# Clingy puppy



## ziggymoonshine (Jun 8, 2012)

Hello again guys! 

I have a "is this normal" type question. My puppy constantly wants to be with me and he doesn't like to be alone at all. I've only had him 4 days and potty training is going pretty well, the only problem is that he is very "clingy" (for lack of a better word). He sleeps with me, which is fine, but he also wants to take his naps on me and my family and will barely let us set him down. I was trying to take a bath the other day and no one was home do I put him in the bathroom with me, but he cried the whole time because I couldn't hold him. Is this normal for a puppy of 9 weeks? Will he grow out of it?


----------



## Silentgirl490 (Jun 5, 2012)

My puppy is the same way. I think it is normal. I mean 8/9 week old puppies are babies. They whine when they are alone. However you do have to try to create seperation from your pup otherwise when he is older it will be so much harder. I put my puppy in his playpen sometime when I have things around the house I need to get done or when we are eating meals. He whines for a long time but he is fine, he has his water and food and toys. Sometimes you have to let them whine it out. I also think it is ok to spend lots of time with the pup and my pup seems clingy as well. But like I said there has to be some seperation otherwise they will never get used to being alone and self soothing. Puppies will whine and whine and cry and it is important not to give in to it no matter how heartbreaking it is.  believe me i know it is hard.


----------



## Pekinchick (Jun 11, 2012)

It's totally normal for pups to want to be with you all the time. They won't be clingy forever though so you should enjoy it while it lasts =)


----------



## Shazza02 (Jun 12, 2012)

It is normal! At first my puppy was very clingy always wanting to sleep on my lap and be around me - she was like my little shadow.. I have had her for about 3 weeks now and she has stopped being so clingy.

Enjoy it while it lasts  

The best thing to do, is to put him alone and when he does whine just ignore him (i know its horrible!) and they will learn that by whining they will not get attention. 
9 weeks old they are still so young! 

My puppy is 12 weeks old and i still hate leaving her alone  BUT its got to be done.


----------



## NozOnyCalAur (Jun 6, 2012)

My little Auriel is very clingy and I love it. She's not a whiner though, bless her little heart. If I'm at the desk, she's at the desk with me. If I'm on the couch, she's on the couch, if I'm in the bathroom (she learned this from the cats) she knows I'm a captive audience. I'm currently at the dining room table and I had to pull a chair up next to me so she could sit by me. I don't let her sleep with me though. She's crated at night. I don't want to wake up to surprises.


----------



## Nev Allen (Feb 17, 2010)

Wanting to be close is normal in the early stage of your new partnership, afterall, she had 8 or 9 playmates until you came along and ripped her away. But you do need to start working on some separation. Crate train her from now so she knows a crate is a good, safe place to be.


----------



## ziggymoonshine (Jun 8, 2012)

Wow! Thanks guys! I wasn't expecting so many replies! My puppy is still clingy and cuddly as ever, but I have to say I'm a bit relieved that he will eventually grow out of it because he wants to be held while i'm trying to get dressed, eat, shower, etc. I had class this morning and had to leave him in his crate. I've been getting him used to it by laying him down in it when he's napping and feeding him in it. He was a bit whiny at first but I gave him a treat and his toy ball filled with peanut butter. This is the first day that he has been away from someone so I'm hoping everything goes well. Wish me luck!


----------



## doxiemommy (Dec 18, 2009)

Yep, it's normal, but you can do things to help your pup with some independence. One thing you can do is give the puppy a peanut butter filled kong that has been frozen. It will usually take a bit of time to get the peanut butter out, so you may find that he will sit in one spot and work on the kong without totally worrying about being held!

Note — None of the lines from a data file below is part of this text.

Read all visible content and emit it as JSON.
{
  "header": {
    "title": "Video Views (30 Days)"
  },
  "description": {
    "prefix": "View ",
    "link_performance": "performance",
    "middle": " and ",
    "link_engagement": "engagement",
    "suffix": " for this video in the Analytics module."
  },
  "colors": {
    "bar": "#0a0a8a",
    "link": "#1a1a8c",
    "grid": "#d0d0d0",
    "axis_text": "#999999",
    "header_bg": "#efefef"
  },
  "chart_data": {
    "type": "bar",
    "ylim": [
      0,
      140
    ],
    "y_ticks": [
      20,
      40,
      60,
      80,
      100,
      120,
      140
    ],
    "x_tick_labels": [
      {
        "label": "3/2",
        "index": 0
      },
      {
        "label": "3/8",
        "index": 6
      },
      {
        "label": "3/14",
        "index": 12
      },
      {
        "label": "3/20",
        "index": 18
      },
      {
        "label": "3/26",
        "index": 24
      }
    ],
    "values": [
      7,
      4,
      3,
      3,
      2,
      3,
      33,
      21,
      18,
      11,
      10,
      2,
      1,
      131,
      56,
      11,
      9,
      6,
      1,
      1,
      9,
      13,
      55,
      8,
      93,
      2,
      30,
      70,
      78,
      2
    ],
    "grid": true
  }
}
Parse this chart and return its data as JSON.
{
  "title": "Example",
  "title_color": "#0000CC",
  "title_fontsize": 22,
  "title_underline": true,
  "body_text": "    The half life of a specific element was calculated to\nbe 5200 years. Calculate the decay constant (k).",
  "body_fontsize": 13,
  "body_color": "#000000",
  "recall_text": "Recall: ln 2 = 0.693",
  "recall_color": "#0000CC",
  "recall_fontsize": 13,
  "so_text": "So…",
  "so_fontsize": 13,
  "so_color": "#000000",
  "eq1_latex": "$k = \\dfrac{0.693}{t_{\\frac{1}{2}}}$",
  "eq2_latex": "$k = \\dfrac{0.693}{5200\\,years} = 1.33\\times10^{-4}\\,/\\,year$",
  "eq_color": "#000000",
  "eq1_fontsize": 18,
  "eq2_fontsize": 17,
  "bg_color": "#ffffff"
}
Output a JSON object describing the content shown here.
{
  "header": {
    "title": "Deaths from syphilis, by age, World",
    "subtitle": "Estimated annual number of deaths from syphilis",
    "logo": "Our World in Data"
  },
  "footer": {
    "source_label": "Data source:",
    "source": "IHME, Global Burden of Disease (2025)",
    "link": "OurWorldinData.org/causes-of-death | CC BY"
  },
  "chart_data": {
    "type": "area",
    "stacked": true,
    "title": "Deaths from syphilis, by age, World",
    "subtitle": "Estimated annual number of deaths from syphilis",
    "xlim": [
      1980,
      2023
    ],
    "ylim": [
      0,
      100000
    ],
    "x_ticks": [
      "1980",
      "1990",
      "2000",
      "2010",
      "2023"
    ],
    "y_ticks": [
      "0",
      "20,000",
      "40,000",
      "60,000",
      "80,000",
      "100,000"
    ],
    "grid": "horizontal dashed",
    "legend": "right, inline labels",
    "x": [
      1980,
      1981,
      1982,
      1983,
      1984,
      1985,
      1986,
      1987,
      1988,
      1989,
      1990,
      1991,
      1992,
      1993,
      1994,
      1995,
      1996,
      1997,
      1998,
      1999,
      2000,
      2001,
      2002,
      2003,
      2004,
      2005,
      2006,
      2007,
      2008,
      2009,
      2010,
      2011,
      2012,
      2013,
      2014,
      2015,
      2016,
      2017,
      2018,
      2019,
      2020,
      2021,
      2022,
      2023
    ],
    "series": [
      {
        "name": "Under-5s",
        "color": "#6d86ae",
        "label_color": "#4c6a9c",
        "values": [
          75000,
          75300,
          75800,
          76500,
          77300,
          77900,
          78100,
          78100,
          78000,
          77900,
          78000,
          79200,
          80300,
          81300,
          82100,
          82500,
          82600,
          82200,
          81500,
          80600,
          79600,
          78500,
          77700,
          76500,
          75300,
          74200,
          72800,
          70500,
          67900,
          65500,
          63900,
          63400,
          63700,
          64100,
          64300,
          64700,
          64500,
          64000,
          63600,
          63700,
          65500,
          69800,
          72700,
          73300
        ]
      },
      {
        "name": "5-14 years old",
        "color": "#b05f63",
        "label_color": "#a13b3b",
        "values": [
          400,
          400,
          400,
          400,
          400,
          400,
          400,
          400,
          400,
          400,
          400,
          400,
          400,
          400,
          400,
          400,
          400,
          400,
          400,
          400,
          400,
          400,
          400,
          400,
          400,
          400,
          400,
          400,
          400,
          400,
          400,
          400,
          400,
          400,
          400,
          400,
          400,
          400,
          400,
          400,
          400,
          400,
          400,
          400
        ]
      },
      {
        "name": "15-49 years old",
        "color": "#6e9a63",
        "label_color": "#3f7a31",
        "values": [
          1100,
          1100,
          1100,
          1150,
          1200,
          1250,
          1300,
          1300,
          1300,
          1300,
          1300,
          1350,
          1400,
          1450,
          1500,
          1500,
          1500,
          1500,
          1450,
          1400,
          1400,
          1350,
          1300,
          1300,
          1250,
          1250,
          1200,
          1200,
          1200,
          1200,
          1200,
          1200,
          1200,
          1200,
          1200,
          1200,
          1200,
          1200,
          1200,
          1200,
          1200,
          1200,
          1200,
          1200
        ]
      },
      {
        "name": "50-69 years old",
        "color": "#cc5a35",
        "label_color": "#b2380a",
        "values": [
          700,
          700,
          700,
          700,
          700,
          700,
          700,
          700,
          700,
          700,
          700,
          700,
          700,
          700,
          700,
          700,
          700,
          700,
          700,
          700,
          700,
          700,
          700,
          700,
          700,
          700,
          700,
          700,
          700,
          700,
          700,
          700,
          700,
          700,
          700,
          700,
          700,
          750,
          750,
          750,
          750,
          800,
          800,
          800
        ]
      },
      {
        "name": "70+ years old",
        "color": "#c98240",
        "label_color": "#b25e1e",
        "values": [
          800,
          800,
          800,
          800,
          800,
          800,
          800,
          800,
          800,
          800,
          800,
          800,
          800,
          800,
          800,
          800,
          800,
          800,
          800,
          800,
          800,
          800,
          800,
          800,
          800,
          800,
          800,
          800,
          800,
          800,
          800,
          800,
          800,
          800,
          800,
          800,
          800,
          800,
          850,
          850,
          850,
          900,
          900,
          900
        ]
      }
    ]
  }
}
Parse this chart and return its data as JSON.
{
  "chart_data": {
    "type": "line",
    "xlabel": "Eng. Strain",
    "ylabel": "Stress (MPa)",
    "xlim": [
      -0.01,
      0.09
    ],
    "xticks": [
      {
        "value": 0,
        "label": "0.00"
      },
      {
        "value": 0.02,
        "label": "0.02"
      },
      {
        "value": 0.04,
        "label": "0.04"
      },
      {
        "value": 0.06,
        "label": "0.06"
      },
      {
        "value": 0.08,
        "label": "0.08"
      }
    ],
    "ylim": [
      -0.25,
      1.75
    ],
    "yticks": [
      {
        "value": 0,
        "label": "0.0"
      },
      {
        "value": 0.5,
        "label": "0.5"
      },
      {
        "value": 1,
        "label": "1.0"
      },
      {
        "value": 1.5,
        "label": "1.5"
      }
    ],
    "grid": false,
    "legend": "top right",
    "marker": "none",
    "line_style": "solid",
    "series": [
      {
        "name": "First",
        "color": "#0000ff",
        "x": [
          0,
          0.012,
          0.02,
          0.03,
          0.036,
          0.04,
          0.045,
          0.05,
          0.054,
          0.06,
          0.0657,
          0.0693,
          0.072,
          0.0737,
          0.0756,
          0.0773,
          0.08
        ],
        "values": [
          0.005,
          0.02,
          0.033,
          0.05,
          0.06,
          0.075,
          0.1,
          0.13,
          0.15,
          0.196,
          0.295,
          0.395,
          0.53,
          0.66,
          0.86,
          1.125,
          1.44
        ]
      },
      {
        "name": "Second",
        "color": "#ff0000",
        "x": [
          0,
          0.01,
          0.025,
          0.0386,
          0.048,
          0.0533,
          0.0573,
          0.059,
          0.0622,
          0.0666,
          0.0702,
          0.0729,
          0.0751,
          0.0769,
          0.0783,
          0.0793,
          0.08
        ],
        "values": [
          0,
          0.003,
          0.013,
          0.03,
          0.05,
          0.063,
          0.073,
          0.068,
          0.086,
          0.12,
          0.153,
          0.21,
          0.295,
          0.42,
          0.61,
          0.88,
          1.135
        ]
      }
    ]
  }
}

Also, you can make being held or being right with you boring. Say you have the puppy on your lap, get up, go get a drink, then come back. Then, a minute later, get up and go get a book or magazine. Then, 30 seconds later, get up to get a pillow. Then, go put your book back, and get another one. Basically, instead of settling down to cuddle, you make a bunch of really boring, needless trips, so that the puppy may decide it's more comfortable to stay put in one spot without you.


----------



## ziggymoonshine (Jun 8, 2012)

Those are great ideas! I'd never thought of that! I came home after class today and he was crying in his crate and when I looked in he had thrown up, which I'm guessing is from being so upset. It made me feel horrible! This was his first time being alone for that long, is that fairly normal? I still feel guilty for leaving him so I'm trying to make arrangements for him to stay with someone while I'm away at class, or would you suggest keep trying the crate? 

I feel so guilty and helpless!


----------